Man ist heutzutage einfach zu verwöhnt.


----------



## Wut-Gamer (21. September 2014)

Wozu? Fotorealismus ist langweilig. Spiele brauchen einen besonderen Look, um sie wiedererkennbar zu machen.


----------



## MichaelG (21. September 2014)

Eben. Realitätsnah vielleicht ja, aber bitte keinen Fotorealismus. Und ich erwarte auch weiterhin solche Überraschungen wie der Cell-Shading-Look von Borderlands oder ähnliches wie z.B. Rain oder ähnlichem.


----------



## SergeantSchmidt (21. September 2014)

Viele der Spiele welche ich liebe, würden mir im Foto-Realismus Look überhaupt nicht gefallen. Muss es Fotorealistisch sein? Wirklich? Was wäre Borderlands oder die Telltale Games ohne Ihren Cell-Shading Charme?


----------



## sauerlandboy79 (21. September 2014)

SergeantSchmidt schrieb:


> Viele der Spiele welche ich liebe, würden mir im Foto-Realismus Look überhaupt nicht gefallen. Muss es Fotorealistisch sein? Wirklich? Was wäre Borderlands oder die Telltale Games ohne Ihren Cell-Shading Charme?


Ich finde auch dass Spiele immer noch nach Spiel aussehen sollen.

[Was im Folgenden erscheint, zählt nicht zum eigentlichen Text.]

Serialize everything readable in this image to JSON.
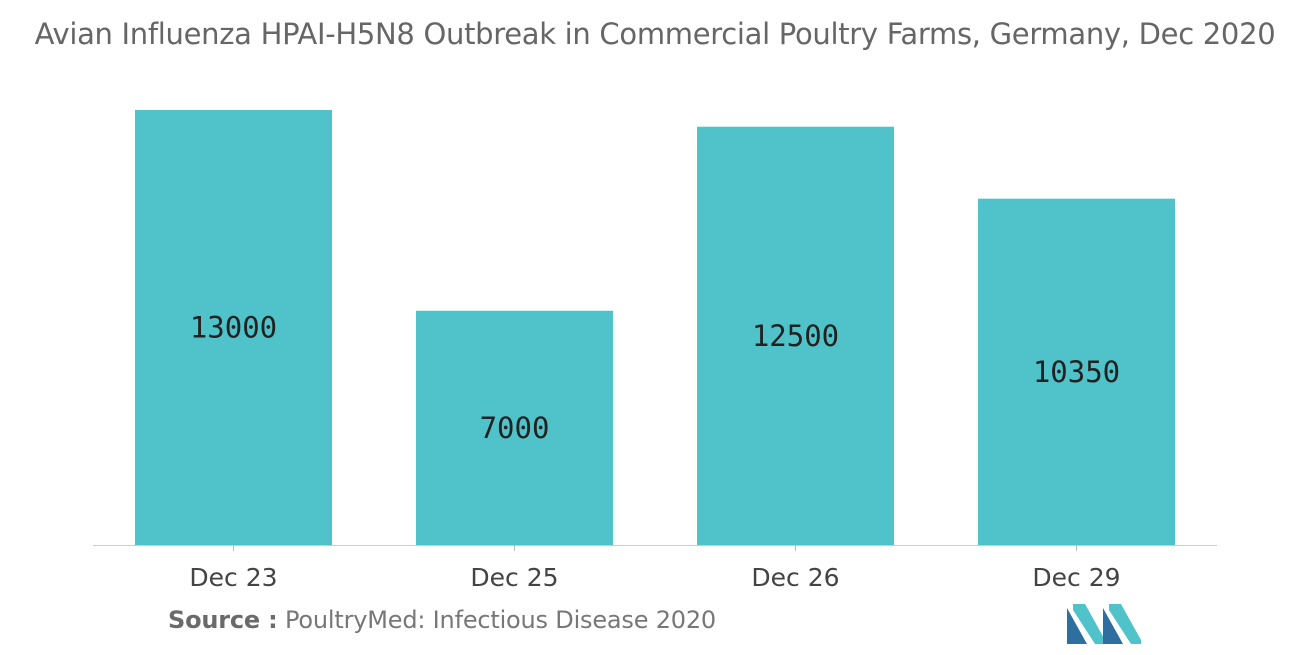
{
  "chart_data": {
    "type": "bar",
    "title": "Avian Influenza HPAI-H5N8 Outbreak in Commercial Poultry Farms, Germany, Dec 2020",
    "categories": [
      "Dec 23",
      "Dec 25",
      "Dec 26",
      "Dec 29"
    ],
    "values": [
      13000,
      7000,
      12500,
      10350
    ],
    "data_labels": [
      "13000",
      "7000",
      "12500",
      "10350"
    ],
    "xlabel": "",
    "ylabel": "",
    "ylim": [
      0,
      13000
    ],
    "grid": false,
    "legend": "none",
    "bar_color": "#4fc3c9",
    "label_position": "bar-center"
  },
  "source": {
    "label": "Source :",
    "text": "PoultryMed: Infectious Disease 2020"
  },
  "logo": {
    "icon": "mordor-intelligence-logo-icon",
    "colors": [
      "#2f6f9f",
      "#4fc3c9"
    ]
  }
}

Sonst geht die optische Einzigartigkeit bzw. Besonderheit eines jeden Spiels verloren.


----------



## Worrel (21. September 2014)

Fotorealismus ist allerdings nicht nur Technik, sondern auch:
- Animation: Schaut euch beispielsweise mal Handbewegungen an. Die sehen in viele Titeln irgendwie falsch aus.
- Clipping
- Leveldesign: verschlossene Türen, unstimmige Levelbegrenzungen oder andere sinnlose Räume
- Modeling: unrealistische Körperproportionen
- Interaktion: in einem realistischen Spiel müßte man in einem Zimmer hunderte von Sachen untersuchen, aufheben, werfen und mitnehmen können - in weiteren Zimmern müßten ebenfalls hunderte Gegenstände vorhanden sein, aber komplett andere - wieviel davon spielerisch sinnvoll sind, steht auf einem anderen Blatt.
- NPC Scripting: ist nahezu unmöglich. Schließlich muß das Script auf sämtliche möglichen (Nicht) Aktionen des Spielers korrekt reagieren, gleichzeitig aber sofort dem Spieler zur Seite stehen, wenn er dann spontan losrennt.
- Apropos Rennen: Bewegungstempo. In der Realität würde man größtenteils *gehen* - da das im Spiel zu langwierig und -weilig wäre, rennt man dort oft. Ist aber eben in dieser Zeitspanne (halt dauernd) unrealistisch.


----------



## MichaelG (21. September 2014)

@Worrel: Damit hast Du natürlich Recht. Und bei den Baustellen sehe ich die nächsten Jahre am meisten Nachholebedarf.


----------



## BlueDragon92 (21. September 2014)

LOL hab jetzt nur die Überschrift gelesen und kann da nur zu sagen: Sollte Crysis 1 nicht 2007 schon Fotorealistisch gewesen sein?! Es wird immer besser gehen...


----------



## RedDragon20 (21. September 2014)

Worrel schrieb:


> Fotorealismus ist allerdings nicht nur Technik, sondern auch:
> - Animation: Schaut euch beispielsweise mal Handbewegungen an. Die sehen in viele Titeln irgendwie falsch aus.
> - Clipping
> - Leveldesign: verschlossene Türen, unstimmige Levelbegrenzungen oder andere sinnlose Räume
> ...



All das würde ich nun aber nicht als *Foto*realistisch bezeichnen. Als fotorealistisch bezeichnet man eher die Optik als solche, nicht aber Interaktion mit NPCs und Spielwelt...würde ich jetzt mal behaupten. 
Aber schon recht. In den genannten Punkten besteht Nachhol- und Verbesserungsbedarf.


----------



## Maiernator (21. September 2014)

Also mit Mods gibt es schon bei crysis 1 kurze Sequenzen, bei denen eine Unterscheidung schwer fällt.
In 6 Jahren dürfte es dann auch eine neue Konsolengeneration geben(wenn wir davon ausgehen das diese noch existieren) und somit weider deutlich stärkere hardware. 
Wird interessant, zumal dann auch superrechner wie der watson von ibm nur noch ein spruchteil kosten werden und somit auch die ki deutlich besser wird.


----------



## doomkeeper (21. September 2014)

Fotorealistisch ist die Grafik sogar heute schon in besonderen Situationen möglich aber durchgängig wird sie wohl erst bei der nächsten Generation sein.
Es gibt aber andere Probleme wie z.b. Animationen und Scripts wo wenig bis gar keine Fortschritte gemacht werden. 
Das ist für mich auch der wohl wichtige Aspekt aktueller "next"Gen Technik.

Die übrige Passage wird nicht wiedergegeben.